Nevertheless, the past fourteen years offer plenty of examples to illustrate the simple lack of understanding when it comes to the federal offerings referenced above, not to mention those incidents involving blatant disregard with or without actual regulatory knowledge.  When addressing the latter, a compliance program worthy of the Pulitzer Prize for Explanatory Reporting may fail, while a CIA that resembles dactylic hexameter may afford meaningful results in a corporate culture that emanates integrity. As in days of old, the truth rests not in regulations, but in the core values upon which the company was founded.
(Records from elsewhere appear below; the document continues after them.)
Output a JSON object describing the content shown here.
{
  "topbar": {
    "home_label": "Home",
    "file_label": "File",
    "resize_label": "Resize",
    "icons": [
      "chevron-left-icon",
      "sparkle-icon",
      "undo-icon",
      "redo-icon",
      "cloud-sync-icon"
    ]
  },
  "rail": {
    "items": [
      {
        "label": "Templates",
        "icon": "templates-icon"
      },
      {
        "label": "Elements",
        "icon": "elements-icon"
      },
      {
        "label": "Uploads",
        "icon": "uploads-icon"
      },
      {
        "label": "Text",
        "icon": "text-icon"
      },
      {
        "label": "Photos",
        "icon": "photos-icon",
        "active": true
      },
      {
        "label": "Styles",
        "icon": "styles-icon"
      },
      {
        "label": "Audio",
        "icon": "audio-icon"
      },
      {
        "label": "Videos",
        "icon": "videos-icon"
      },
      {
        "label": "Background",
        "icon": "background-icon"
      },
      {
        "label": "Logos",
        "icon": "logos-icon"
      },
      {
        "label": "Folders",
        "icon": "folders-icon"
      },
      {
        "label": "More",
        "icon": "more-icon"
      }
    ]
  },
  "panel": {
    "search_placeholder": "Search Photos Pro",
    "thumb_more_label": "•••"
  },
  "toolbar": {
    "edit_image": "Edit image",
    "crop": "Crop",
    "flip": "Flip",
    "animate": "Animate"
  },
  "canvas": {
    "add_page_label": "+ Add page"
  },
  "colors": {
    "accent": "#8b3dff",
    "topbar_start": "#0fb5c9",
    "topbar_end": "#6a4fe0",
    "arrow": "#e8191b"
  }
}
When corporate leadership sets the appropriate example for compliance and provides multiple avenues by which this message filters throughout an organization, it succeeds in ways that no profit margin can.  Likewise, the strongest of CIAs may still fall short as an instrument of change in a company based upon too much moral flexibility.
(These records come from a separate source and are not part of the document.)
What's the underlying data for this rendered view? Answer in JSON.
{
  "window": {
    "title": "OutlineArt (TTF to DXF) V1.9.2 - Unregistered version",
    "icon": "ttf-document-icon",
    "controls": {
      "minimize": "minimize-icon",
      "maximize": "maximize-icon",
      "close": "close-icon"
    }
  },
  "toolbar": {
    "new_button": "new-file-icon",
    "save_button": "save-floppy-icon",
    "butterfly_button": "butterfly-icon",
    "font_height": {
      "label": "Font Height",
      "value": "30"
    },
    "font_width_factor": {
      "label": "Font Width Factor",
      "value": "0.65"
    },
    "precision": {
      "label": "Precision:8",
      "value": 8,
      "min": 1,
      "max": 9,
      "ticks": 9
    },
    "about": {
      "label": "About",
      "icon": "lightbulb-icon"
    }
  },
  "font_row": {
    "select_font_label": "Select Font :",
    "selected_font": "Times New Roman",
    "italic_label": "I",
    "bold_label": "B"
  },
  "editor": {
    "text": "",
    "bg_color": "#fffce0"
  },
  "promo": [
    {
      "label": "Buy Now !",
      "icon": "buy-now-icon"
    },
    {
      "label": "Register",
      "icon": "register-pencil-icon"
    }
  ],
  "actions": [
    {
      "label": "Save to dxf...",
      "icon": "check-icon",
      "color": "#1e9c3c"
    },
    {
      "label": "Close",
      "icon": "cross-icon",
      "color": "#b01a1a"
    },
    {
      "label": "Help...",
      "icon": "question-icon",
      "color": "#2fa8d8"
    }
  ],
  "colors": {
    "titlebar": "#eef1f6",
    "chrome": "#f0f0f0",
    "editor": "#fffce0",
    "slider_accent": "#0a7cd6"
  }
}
Ex Abundanti Cautela, Use Plain English

Out of an abundance of caution (ex abundanti cautela), a compliance program should always be clear, generally concise, and easily understood, as it goes without saying that employees may have a hard time embracing a CIA if they cannot understand it.  For example, the very first CIA on the OIG’s website (in alphabetical order) covers Abbott Laboratories.  By no means is this 88-page CIA for the compliance novice, as even the seemingly straightforward concept of who falls within its scope is mired in a morass of regulatory jargon.  Although the following answer appears on page 3, it is doubtful that it provides the type of clarity suited to the needs of an organization intent upon compliance:

1.  ‘Covered Persons’ includes:  a.  all owners of Abbott who are natural persons (other than shareholders who: (1) have an ownership interest of less than 5% and (2) acquired the ownership interest through public trading) and all directors of Abbott; b. all officers and employees of PPG [US. Pharmaceutical Products Group] who are engaged in or who have responsibilities relating to any of the Covered Functions (as defined below in Section II.C.7); and c. all contractors, subcontracts, agents, and other persons who perform any of the Covered Functions on behalf of PPG, including, but not limited to third party vendors who provide services relating to the Covered Functions (e.g., for speaking programs or medical education programs.)
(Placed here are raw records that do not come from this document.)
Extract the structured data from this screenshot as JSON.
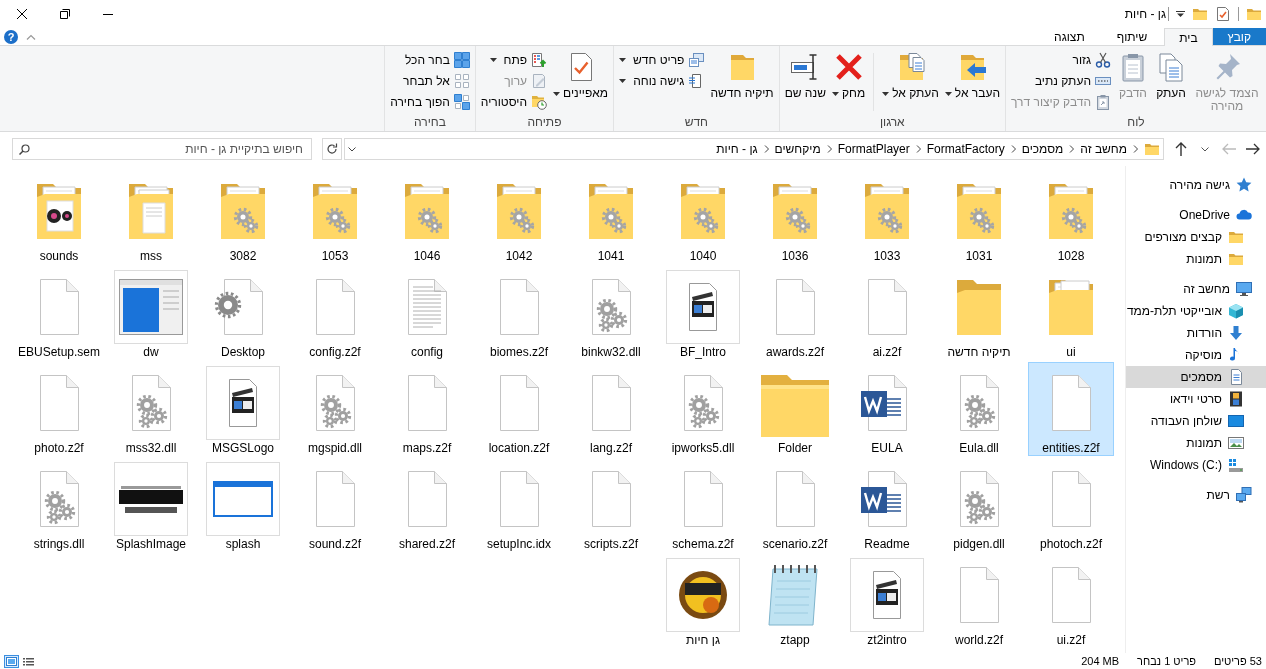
{
  "window": {
    "title": "גן - חיות"
  },
  "tabs": [
    {
      "label": "קובץ",
      "kind": "file-menu",
      "selected": false
    },
    {
      "label": "בית",
      "kind": "tab",
      "selected": true
    },
    {
      "label": "שיתוף",
      "kind": "tab",
      "selected": false
    },
    {
      "label": "תצוגה",
      "kind": "tab",
      "selected": false
    }
  ],
  "help_button": "?",
  "ribbon": {
    "groups": [
      {
        "label": "לוח",
        "items": [
          {
            "kind": "pin",
            "label": "הצמד לגישה מהירה",
            "disabled": true,
            "dropdown": false
          },
          {
            "kind": "copy",
            "label": "העתק",
            "disabled": false,
            "dropdown": false
          },
          {
            "kind": "paste",
            "label": "הדבק",
            "disabled": true,
            "dropdown": false
          },
          {
            "kind": "stack",
            "buttons": [
              {
                "kind": "cut",
                "label": "גזור",
                "disabled": false,
                "dropdown": false
              },
              {
                "kind": "copy-path",
                "label": "העתק נתיב",
                "disabled": false,
                "dropdown": false
              },
              {
                "kind": "paste-shortcut",
                "label": "הדבק קיצור דרך",
                "disabled": true,
                "dropdown": false
              }
            ]
          }
        ]
      },
      {
        "label": "ארגון",
        "items": [
          {
            "kind": "move",
            "label": "העבר אל",
            "disabled": false,
            "dropdown": true
          },
          {
            "kind": "copy-to",
            "label": "העתק אל",
            "disabled": false,
            "dropdown": true
          },
          {
            "kind": "separator"
          },
          {
            "kind": "delete",
            "label": "מחק",
            "disabled": false,
            "dropdown": true
          },
          {
            "kind": "rename",
            "label": "שנה שם",
            "disabled": false,
            "dropdown": false
          }
        ]
      },
      {
        "label": "חדש",
        "items": [
          {
            "kind": "new-folder",
            "label": "תיקיה חדשה",
            "disabled": false,
            "dropdown": false
          },
          {
            "kind": "stack",
            "buttons": [
              {
                "kind": "new-item",
                "label": "פריט חדש",
                "disabled": false,
                "dropdown": true
              },
              {
                "kind": "easy-access",
                "label": "גישה נוחה",
                "disabled": false,
                "dropdown": true
              }
            ]
          }
        ]
      },
      {
        "label": "פתיחה",
        "items": [
          {
            "kind": "properties",
            "label": "מאפיינים",
            "disabled": false,
            "dropdown": true
          },
          {
            "kind": "stack",
            "buttons": [
              {
                "kind": "open",
                "label": "פתח",
                "disabled": false,
                "dropdown": true
              },
              {
                "kind": "edit",
                "label": "ערוך",
                "disabled": true,
                "dropdown": false
              },
              {
                "kind": "history",
                "label": "היסטוריה",
                "disabled": false,
                "dropdown": false
              }
            ]
          }
        ]
      },
      {
        "label": "בחירה",
        "items": [
          {
            "kind": "stack",
            "buttons": [
              {
                "kind": "select-all",
                "label": "בחר הכל",
                "disabled": false,
                "dropdown": false
              },
              {
                "kind": "select-none",
                "label": "אל תבחר",
                "disabled": false,
                "dropdown": false
              },
              {
                "kind": "invert",
                "label": "הפוך בחירה",
                "disabled": false,
                "dropdown": false
              }
            ]
          }
        ]
      }
    ]
  },
  "navigation": {
    "back_disabled": false,
    "forward_disabled": true
  },
  "address_bar": {
    "crumbs": [
      "מחשב זה",
      "מסמכים",
      "FormatFactory",
      "FormatPlayer",
      "מיקחשים",
      "גן - חיות"
    ]
  },
  "search": {
    "placeholder": "חיפוש בתיקיית גן - חיות"
  },
  "sidebar": {
    "items": [
      {
        "label": "גישה מהירה",
        "kind": "quick-access",
        "selected": false
      },
      {
        "label": "OneDrive",
        "kind": "cloud",
        "selected": false,
        "children": [
          {
            "label": "קבצים מצורפים",
            "kind": "folder",
            "selected": false
          },
          {
            "label": "תמונות",
            "kind": "folder",
            "selected": false
          }
        ]
      },
      {
        "label": "מחשב זה",
        "kind": "computer",
        "selected": false,
        "children": [
          {
            "label": "אובייקטי תלת-ממד",
            "kind": "objects-3d",
            "selected": false
          },
          {
            "label": "הורדות",
            "kind": "downloads",
            "selected": false
          },
          {
            "label": "מוסיקה",
            "kind": "music",
            "selected": false
          },
          {
            "label": "מסמכים",
            "kind": "documents",
            "selected": true
          },
          {
            "label": "סרטי וידאו",
            "kind": "videos",
            "selected": false
          },
          {
            "label": "שולחן העבודה",
            "kind": "desktop",
            "selected": false
          },
          {
            "label": "תמונות",
            "kind": "pictures",
            "selected": false
          },
          {
            "label": "Windows (C:)",
            "kind": "drive",
            "selected": false
          }
        ]
      },
      {
        "label": "רשת",
        "kind": "network",
        "selected": false
      }
    ]
  },
  "files": [
    {
      "name": "1028",
      "kind": "folder-gear",
      "selected": false
    },
    {
      "name": "1031",
      "kind": "folder-gear",
      "selected": false
    },
    {
      "name": "1033",
      "kind": "folder-gear",
      "selected": false
    },
    {
      "name": "1036",
      "kind": "folder-gear",
      "selected": false
    },
    {
      "name": "1040",
      "kind": "folder-gear",
      "selected": false
    },
    {
      "name": "1041",
      "kind": "folder-gear",
      "selected": false
    },
    {
      "name": "1042",
      "kind": "folder-gear",
      "selected": false
    },
    {
      "name": "1046",
      "kind": "folder-gear",
      "selected": false
    },
    {
      "name": "1053",
      "kind": "folder-gear",
      "selected": false
    },
    {
      "name": "3082",
      "kind": "folder-gear",
      "selected": false
    },
    {
      "name": "mss",
      "kind": "folder-docs",
      "selected": false
    },
    {
      "name": "sounds",
      "kind": "folder-media",
      "selected": false
    },
    {
      "name": "ui",
      "kind": "folder-open",
      "selected": false
    },
    {
      "name": "תיקיה חדשה",
      "kind": "folder",
      "selected": false
    },
    {
      "name": "ai.z2f",
      "kind": "file",
      "selected": false
    },
    {
      "name": "awards.z2f",
      "kind": "file",
      "selected": false
    },
    {
      "name": "BF_Intro",
      "kind": "video",
      "selected": false
    },
    {
      "name": "binkw32.dll",
      "kind": "dll",
      "selected": false
    },
    {
      "name": "biomes.z2f",
      "kind": "file",
      "selected": false
    },
    {
      "name": "config",
      "kind": "text",
      "selected": false
    },
    {
      "name": "config.z2f",
      "kind": "file",
      "selected": false
    },
    {
      "name": "Desktop",
      "kind": "settings",
      "selected": false
    },
    {
      "name": "dw",
      "kind": "window",
      "selected": false
    },
    {
      "name": "EBUSetup.sem",
      "kind": "file",
      "selected": false
    },
    {
      "name": "entities.z2f",
      "kind": "file",
      "selected": true
    },
    {
      "name": "Eula.dll",
      "kind": "dll",
      "selected": false
    },
    {
      "name": "EULA",
      "kind": "word",
      "selected": false
    },
    {
      "name": "Folder",
      "kind": "folder-large",
      "selected": false
    },
    {
      "name": "ipworks5.dll",
      "kind": "dll",
      "selected": false
    },
    {
      "name": "lang.z2f",
      "kind": "file",
      "selected": false
    },
    {
      "name": "location.z2f",
      "kind": "file",
      "selected": false
    },
    {
      "name": "maps.z2f",
      "kind": "file",
      "selected": false
    },
    {
      "name": "mgspid.dll",
      "kind": "dll",
      "selected": false
    },
    {
      "name": "MSGSLogo",
      "kind": "video",
      "selected": false
    },
    {
      "name": "mss32.dll",
      "kind": "dll",
      "selected": false
    },
    {
      "name": "photo.z2f",
      "kind": "file",
      "selected": false
    },
    {
      "name": "photoch.z2f",
      "kind": "file",
      "selected": false
    },
    {
      "name": "pidgen.dll",
      "kind": "dll",
      "selected": false
    },
    {
      "name": "Readme",
      "kind": "word",
      "selected": false
    },
    {
      "name": "scenario.z2f",
      "kind": "file",
      "selected": false
    },
    {
      "name": "schema.z2f",
      "kind": "file",
      "selected": false
    },
    {
      "name": "scripts.z2f",
      "kind": "file",
      "selected": false
    },
    {
      "name": "setupInc.idx",
      "kind": "file",
      "selected": false
    },
    {
      "name": "shared.z2f",
      "kind": "file",
      "selected": false
    },
    {
      "name": "sound.z2f",
      "kind": "file",
      "selected": false
    },
    {
      "name": "splash",
      "kind": "splash",
      "selected": false
    },
    {
      "name": "SplashImage",
      "kind": "image",
      "selected": false
    },
    {
      "name": "strings.dll",
      "kind": "dll",
      "selected": false
    },
    {
      "name": "ui.z2f",
      "kind": "file",
      "selected": false
    },
    {
      "name": "world.z2f",
      "kind": "file",
      "selected": false
    },
    {
      "name": "zt2intro",
      "kind": "video",
      "selected": false
    },
    {
      "name": "ztapp",
      "kind": "notepad",
      "selected": false
    },
    {
      "name": "גן חיות",
      "kind": "game",
      "selected": false
    }
  ],
  "status_bar": {
    "item_count": "53 פריטים",
    "selection": "פריט 1 נבחר",
    "size": "204 MB",
    "views": [
      {
        "kind": "details",
        "selected": false
      },
      {
        "kind": "large-icons",
        "selected": true
      }
    ]
  }
}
Though only 80-pages long, the CIA for Novartis Pharmaceuticals Corporation has a similar definition of “covered persons,” but it also includes those who “perform Promotional Functions or Product Related Functions.”  The term “product related functions” includes:

(a) the preparation of external dissemination of non-promotional materials about Government Reimbursed Products, including those functions relating to any applicable review committees and to Novartis’ Medical Affairs Department (Medical Affairs”); (b) contracting with healthcare professionals (“HCPs”) in the United States to conduct post-marketing clinical trials and post-marketing studies relating to Government Reimbursed Products; (c) authorship, publication, and disclosure of articles or study results relating to Government reimbursed Products; and (d) activities related to the submission of information about Government Reimbursed Products in government-listed compendia (such as Drugdex or other compendia of information about Government Reimbursed Products).

In today’s health care climate, any pharmaceutical or biotechnological company must be aware that CIAs are an area of tremendous importance, both industry-wide and to the Federal Government.  As federal fraud and abuse recoveries reach record-breaking numbers each year, longer and more intricate CIAs are inevitable. Though no single CIA will force an entity into compliance,, one unified message by a company’s leadership referencing integrity and a strong emphasis on compliance carries more weight than any CIA.  Said differently, CIAs often do not work, and the monetary amount derived therefrom may be seen as the simple cost of doing business.  The path by which a company arrives at compliance, be it through force or free will, is not an indication of success, but rather how deep within the organization the seeds of integrity have been planted.  That is the true measure of success.